My January was packed and I am just now getting a chance to feel that urge to get organized and start the new year off on the right foot!  I cleared out my entire email inbox yesterday.  I’m going to repeat that!  I CLEARED OUT MY ENTIRE INBOX!  The last time that happened was two years ago.  So now, my inbox is nearly empty (less than 15 emails sitting in there just waiting to be archived), but it seems as though I’ve got some photos to sort through (yikes)!  In my sorting and organizing, there are a couple of dishes that were ignored and never made it into a post, so this is a Throwback Dish – as in I cooked it sometime in the last year…and am just now getting around to posting it!

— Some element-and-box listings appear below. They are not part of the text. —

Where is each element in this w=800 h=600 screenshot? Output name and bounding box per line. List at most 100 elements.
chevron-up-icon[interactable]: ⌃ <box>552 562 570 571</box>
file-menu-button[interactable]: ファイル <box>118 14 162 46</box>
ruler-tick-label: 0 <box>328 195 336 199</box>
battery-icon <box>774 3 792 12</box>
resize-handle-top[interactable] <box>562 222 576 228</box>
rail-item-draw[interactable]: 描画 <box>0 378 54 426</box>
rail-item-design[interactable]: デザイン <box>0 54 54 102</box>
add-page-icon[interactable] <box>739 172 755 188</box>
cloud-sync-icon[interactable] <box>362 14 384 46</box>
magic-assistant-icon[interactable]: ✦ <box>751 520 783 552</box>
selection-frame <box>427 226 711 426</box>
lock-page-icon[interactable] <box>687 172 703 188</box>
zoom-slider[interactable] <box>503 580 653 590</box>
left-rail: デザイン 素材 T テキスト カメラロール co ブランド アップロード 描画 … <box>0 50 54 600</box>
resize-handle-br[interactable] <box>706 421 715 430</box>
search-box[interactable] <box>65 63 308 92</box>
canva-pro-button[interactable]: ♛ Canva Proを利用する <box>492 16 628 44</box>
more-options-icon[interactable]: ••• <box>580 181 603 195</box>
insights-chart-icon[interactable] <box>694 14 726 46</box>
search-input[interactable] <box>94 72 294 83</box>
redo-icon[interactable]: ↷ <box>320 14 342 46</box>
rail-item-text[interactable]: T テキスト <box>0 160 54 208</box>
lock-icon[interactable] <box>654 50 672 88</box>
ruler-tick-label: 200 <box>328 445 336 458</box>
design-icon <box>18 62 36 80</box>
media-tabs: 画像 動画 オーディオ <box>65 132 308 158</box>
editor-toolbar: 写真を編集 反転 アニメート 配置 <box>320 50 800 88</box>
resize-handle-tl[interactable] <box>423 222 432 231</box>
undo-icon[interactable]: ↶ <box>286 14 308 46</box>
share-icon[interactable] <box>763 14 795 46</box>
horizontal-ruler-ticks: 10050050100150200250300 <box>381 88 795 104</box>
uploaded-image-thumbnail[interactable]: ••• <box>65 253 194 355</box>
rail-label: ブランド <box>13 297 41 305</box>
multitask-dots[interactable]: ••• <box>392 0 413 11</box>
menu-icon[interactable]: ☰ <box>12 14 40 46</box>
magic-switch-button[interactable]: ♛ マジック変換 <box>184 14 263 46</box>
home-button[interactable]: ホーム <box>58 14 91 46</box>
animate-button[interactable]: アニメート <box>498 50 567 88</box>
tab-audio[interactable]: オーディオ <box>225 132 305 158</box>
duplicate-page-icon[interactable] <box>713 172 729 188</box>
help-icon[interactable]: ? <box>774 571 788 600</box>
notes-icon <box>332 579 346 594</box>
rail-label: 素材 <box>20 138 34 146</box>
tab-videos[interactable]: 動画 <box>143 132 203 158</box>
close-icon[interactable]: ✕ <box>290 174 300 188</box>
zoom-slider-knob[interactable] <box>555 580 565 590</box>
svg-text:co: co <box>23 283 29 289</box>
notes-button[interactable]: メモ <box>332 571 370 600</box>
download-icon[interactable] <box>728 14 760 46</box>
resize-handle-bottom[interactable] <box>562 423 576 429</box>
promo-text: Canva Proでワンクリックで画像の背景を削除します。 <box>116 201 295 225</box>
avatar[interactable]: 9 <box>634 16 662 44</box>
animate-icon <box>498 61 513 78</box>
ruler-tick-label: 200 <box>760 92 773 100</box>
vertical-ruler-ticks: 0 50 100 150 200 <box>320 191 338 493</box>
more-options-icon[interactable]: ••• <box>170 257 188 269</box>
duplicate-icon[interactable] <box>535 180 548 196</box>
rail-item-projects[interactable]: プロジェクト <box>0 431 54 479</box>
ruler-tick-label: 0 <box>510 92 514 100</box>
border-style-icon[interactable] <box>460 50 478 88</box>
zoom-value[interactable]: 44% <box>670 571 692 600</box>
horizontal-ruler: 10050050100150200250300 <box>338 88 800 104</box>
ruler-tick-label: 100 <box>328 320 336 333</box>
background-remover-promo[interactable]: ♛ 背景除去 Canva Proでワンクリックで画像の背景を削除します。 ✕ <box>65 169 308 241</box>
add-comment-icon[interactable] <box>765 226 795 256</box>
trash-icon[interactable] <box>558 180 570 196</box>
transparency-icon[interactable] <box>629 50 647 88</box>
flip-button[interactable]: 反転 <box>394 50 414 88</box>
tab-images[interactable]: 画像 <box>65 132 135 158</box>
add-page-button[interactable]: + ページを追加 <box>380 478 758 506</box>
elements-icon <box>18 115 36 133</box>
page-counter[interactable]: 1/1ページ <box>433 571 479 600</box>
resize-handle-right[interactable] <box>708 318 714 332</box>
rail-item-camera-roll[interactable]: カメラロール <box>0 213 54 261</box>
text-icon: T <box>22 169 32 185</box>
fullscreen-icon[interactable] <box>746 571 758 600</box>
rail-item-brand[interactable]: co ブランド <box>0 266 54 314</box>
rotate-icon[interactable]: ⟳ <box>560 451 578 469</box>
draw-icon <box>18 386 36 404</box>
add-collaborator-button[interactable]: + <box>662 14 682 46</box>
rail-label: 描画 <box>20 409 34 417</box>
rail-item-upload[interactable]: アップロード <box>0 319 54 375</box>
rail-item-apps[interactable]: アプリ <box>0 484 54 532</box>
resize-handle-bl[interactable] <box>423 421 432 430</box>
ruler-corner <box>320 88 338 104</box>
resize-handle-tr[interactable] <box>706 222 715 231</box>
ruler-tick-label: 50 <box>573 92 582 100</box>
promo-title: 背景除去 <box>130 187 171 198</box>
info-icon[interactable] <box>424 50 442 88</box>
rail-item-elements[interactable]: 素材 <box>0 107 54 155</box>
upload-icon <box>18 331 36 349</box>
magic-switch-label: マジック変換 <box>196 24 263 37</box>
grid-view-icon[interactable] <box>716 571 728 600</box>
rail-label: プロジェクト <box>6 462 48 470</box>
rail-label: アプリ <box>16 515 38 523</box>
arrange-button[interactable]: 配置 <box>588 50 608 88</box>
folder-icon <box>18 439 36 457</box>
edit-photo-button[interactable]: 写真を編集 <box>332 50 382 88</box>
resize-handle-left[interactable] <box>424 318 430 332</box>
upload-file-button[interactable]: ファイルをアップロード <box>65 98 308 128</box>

Deb over at Smitten Kitchen posted this last fall while I was visiting my brother and his family in Portland, OR…it was too much to resist!  (disclosure – cell phone pics – please excuse!)

Mosaic Apple Tart with Salted Caramel

Tart base
14-ounce package puff pastry, defrosted in fridge overnight
3 large or 4 medium apples (about 1 1/4 pounds)
2 tablespoons granulated sugar
2 tablespoons unsalted butter, cold, cut into small bits

Salted caramel glaze
1/4 cup granulated sugar
2 tablespoons unsalted butter (or salted, but then ease up on the sea salt)
1/4 teaspoon flaky sea salt (or half as much table salt)
2 tablespoons heavy cream

Heat the oven to 400°F.  Line a half sheet pan with parchment paper and roll out your puff pastry dough to about the size of your sheet pan, use flour to prevent the pasty from sticking to your counter.

Peel your apples, core them and cut them in half.  Slice the apple halves thinly…a mandoline makes quick work of this…or slice thinly with a knife.  Now…the puzzle begins.  Starting on the outer edge, lay the apples around the border slightly overlapping each other, spiraling inward until you reach the center.  We  didn’t fit every apple slice in after circling in, so we went around and tucked in the extra slices wherever the tart needed them.  Sprinkle the apples with 2 tablespoons of butter and then dot with the butter.

Bake for 30 minutes, the edges of the tart should have started to brown a bit.  The tart will look dry – don’t worry…you’re fixing this problem with the salted caramel!  

About 10 minutes before the tart comes out of the oven, start the caramel.  In a saucepan, melt 1/4 cup of sugar over medium high heat, continue cooking it until it is coppery in color.  

 Off the heat, add the sea salt and butter and stir until the butter melts and is incorporated. Add the heavy cream and return to the stove over medium heat. Cook, stirring constantly, until you have a lovely, bronzed caramel syrup, just another minute, two, tops. Set aside until needed. You may need to briefly rewarm it to thin the caramel before brushing it over the tart.

After the tart has baked, transfer it to a cooling rack, but leave the oven on. Using very short, gentle strokes, and brushing in the direction that the apples fan to mess up their design as little as possible, brush the entire tart, including the exposed pastry, with the salted caramel glaze. 

Return the apple tart to the oven for 5 to 10 more minutes, until the caramel glaze bubbles. You should let the tart cool completely before serving…but I won’t tell!  Serve it up plain or give it a scoop of ice cream or a dollop of whipped cream.  

Very delicious right after it came out of the oven topped with the salted caramel sauce…but equally good the next day, and the day after as well.  I may have had a slice whenever I walked through the kitchen.  It also tasted even sweeter since I had some little hands helping me lay out all the apples thanks to my niece!